Monday, August 15, 2022

Feeling Like a Cancer Patient

It wasn't being wheeled from the medical transport/ambulance (necessary now that I was on oxygen 24/7) that made me feel like a cancer patient. 

It wasn't the hideous hospital gown that made me feel like a cancer patient. Not even the bright yellow hospital booties with the anti-slip grip on the bottom (see header), nor struggling to tie the back closed on my own--made all the more difficult because they gave me an average-sized gown when I'm way more of a fatass-sized kind of girl. 

It wasn't the parade of nurses I got, each asking me my name and birthday to confirm my identity that made me feel like a cancer patient, even though that got old after the third nurse.

It wasn't getting into a bed with its own remote control that made me feel like another sad hospital patient, although playing with the buttons was a teensy bit fun.

It was when I tripped on my own oxygen cord and tumbled to the ground, feeling my entire bare back exposed to the room, the nurse, and my brother as he half-caught me on my way down. 

Granny Panties. My poor younger brother got an eyeful of my aged pastel pink granny panties. Before I stood up I pulled the back of my gown closed, my face flushing bright in shame. The nurse fluttered over me, making sure I was okay because I had just tripped and fallen so spectacularly within ten minutes of arriving in the chemo room.

Once upon a time, that tribal tattoo on my ass was sexy and fun, something guys rubbed their hands over greedily when we were in bed together. Now knowing that it was showing through my semi-transparent full-size underwear? Not so much. In fact it may feel forever tainted by this moment in the hospital.

I looked at my brother, relieved that he was looking away even though he seemed as embarrassed as I did. We had just shared something no siblings should ever share and I am sure we will both be trying desperately to forever forget happened, when in fact it felt like precisely the moment that everything changed. 

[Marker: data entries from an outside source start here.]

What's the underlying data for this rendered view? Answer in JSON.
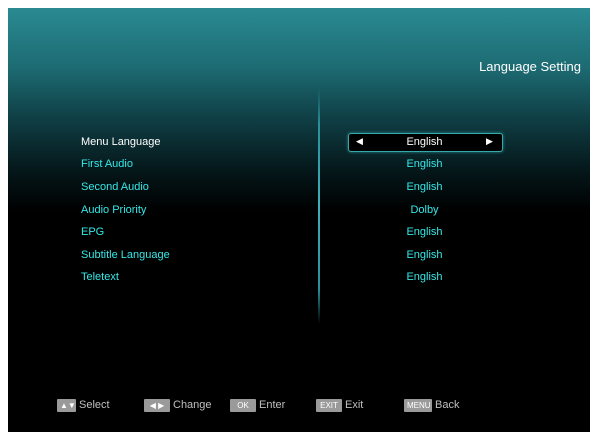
{
  "header": {
    "title": "Language Setting"
  },
  "settings": [
    {
      "label": "Menu Language",
      "value": "English"
    },
    {
      "label": "First Audio",
      "value": "English"
    },
    {
      "label": "Second Audio",
      "value": "English"
    },
    {
      "label": "Audio Priority",
      "value": "Dolby"
    },
    {
      "label": "EPG",
      "value": "English"
    },
    {
      "label": "Subtitle Language",
      "value": "English"
    },
    {
      "label": "Teletext",
      "value": "English"
    }
  ],
  "selected_index": 0,
  "footer": {
    "select": {
      "key": "▲▼",
      "label": "Select"
    },
    "change": {
      "key": "◀ ▶",
      "label": "Change"
    },
    "enter": {
      "key": "OK",
      "label": "Enter"
    },
    "exit": {
      "key": "EXIT",
      "label": "Exit"
    },
    "back": {
      "key": "MENU",
      "label": "Back"
    }
  },
  "colors": {
    "label": "#35e8e8",
    "selected": "#ffffff",
    "accent": "#2a8a92"
  },
  "icons": {
    "left": "left-arrow-icon",
    "right": "right-arrow-icon"
  }
}
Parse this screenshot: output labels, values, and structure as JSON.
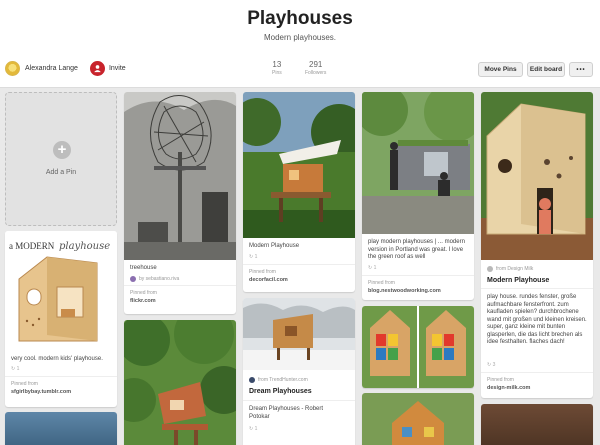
{
  "board": {
    "title": "Playhouses",
    "description": "Modern playhouses.",
    "owner_name": "Alexandra Lange",
    "invite_label": "Invite",
    "stats": [
      {
        "value": "13",
        "label": "Pins"
      },
      {
        "value": "291",
        "label": "Followers"
      }
    ],
    "buttons": {
      "move_pins": "Move Pins",
      "edit_board": "Edit board",
      "more": "•••"
    }
  },
  "add_pin": {
    "label": "Add a Pin",
    "icon": "plus-icon"
  },
  "pins": [
    {
      "id": "treehouse",
      "description": "treehouse",
      "attribution": "by sebastiano.riva",
      "pinned_from": "Pinned from",
      "source": "flickr.com"
    },
    {
      "id": "modern-playhouse",
      "description": "Modern Playhouse",
      "repins": "↻ 1",
      "pinned_from": "Pinned from",
      "source": "decorfacil.com"
    },
    {
      "id": "portland",
      "description": "play modern playhouses | ... modern version in Portland was great. I love the green roof as well",
      "repins": "↻ 1",
      "pinned_from": "Pinned from",
      "source": "blog.nestwoodworking.com"
    },
    {
      "id": "design-milk",
      "from_label": "from Design Milk",
      "title": "Modern Playhouse",
      "description": "play house. rundes fenster, große aufmachbare fensterfront. zum kaufladen spielen? durchbrochene wand mit großen und kleinen kreisen. super, ganz kleine mit bunten glasperlen, die das licht brechen als idee festhalten. flaches dach!",
      "repins": "↻ 3",
      "pinned_from": "Pinned from",
      "source": "design-milk.com"
    },
    {
      "id": "kids-playhouse",
      "image_text": "a MODERN playhouse",
      "description": "very cool. modern kids' playhouse.",
      "repins": "↻ 1",
      "pinned_from": "Pinned from",
      "source": "sfgirlbybay.tumblr.com"
    },
    {
      "id": "dream",
      "from_label": "from TrendHunter.com",
      "title": "Dream Playhouses",
      "description": "Dream Playhouses - Robert Potokar",
      "repins": "↻ 1"
    }
  ],
  "colors": {
    "pinterest_red": "#c8232c",
    "background": "#e9e9e9"
  }
}
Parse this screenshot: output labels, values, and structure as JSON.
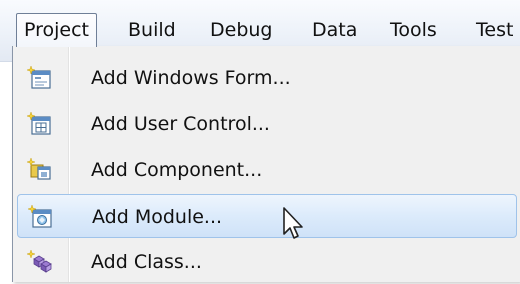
{
  "menubar": {
    "items": [
      {
        "label": "Project"
      },
      {
        "label": "Build"
      },
      {
        "label": "Debug"
      },
      {
        "label": "Data"
      },
      {
        "label": "Tools"
      },
      {
        "label": "Test"
      }
    ]
  },
  "project_menu": {
    "items": [
      {
        "label": "Add Windows Form...",
        "icon": "windows-form-icon"
      },
      {
        "label": "Add User Control...",
        "icon": "user-control-icon"
      },
      {
        "label": "Add Component...",
        "icon": "component-icon"
      },
      {
        "label": "Add Module...",
        "icon": "module-icon",
        "highlighted": true
      },
      {
        "label": "Add Class...",
        "icon": "class-icon"
      }
    ]
  },
  "colors": {
    "hover_fill": "#dcebfb",
    "hover_border": "#9fc3ea",
    "menu_background": "#f0f0f0",
    "menubar_background": "#edf2f9"
  }
}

It was as I was falling and my brother attempted to catch me that I felt like a cancer patient. The gown, the room, the beeping, the tubes, the special hospital socks, the IV, the cold hamburger on a tray, it all hit me at once. My brother later said he felt it in that moment too. Cancer patient.

Once the nurse was sufficiently placated that I was fine after my fall, I asked her to tie the back of my gown closed nice and tight, please damnit. Restore me some dignity, here. They never gave me a gown that fit better, or maybe that was the biggest one they had? Who knows. Not that it matters, because I won't be 245 lbs for much longer if chemo ravages my body they way I've seen on TV. Which it will no matter how many gourmet meals my brother cooks for me in the upcoming weeks or pints of artisanal ice cream my cousin overnights me from halfway across the country.

I'm a cancer patient. I can never, ever go back to being normal. I will always be or have once been a cancer patient, or I will be dead from cancer because my prognosis just sucks that much.

I am a cancer patient. That's my story from now on. So fine. That's where this blog and even the blog name come into play, because cancer can Kiss My Chemo. 

3 comments:

  1. At least we get a new blog & some good writing out of this..
    I feel guilty for being crushed though. It’s not my diagnosis. But all the same.

    ReplyDelete
  2. Nope, they always give you one too small. Theoretically, it's so you don't crap on them when you're bedridden and have to be on a bed pan.

    ReplyDelete
  3. You can request a bigger one. Or ask for a 2nd one to wear over the 1st one but with the opening in front. This is what they did for me for my last surgery.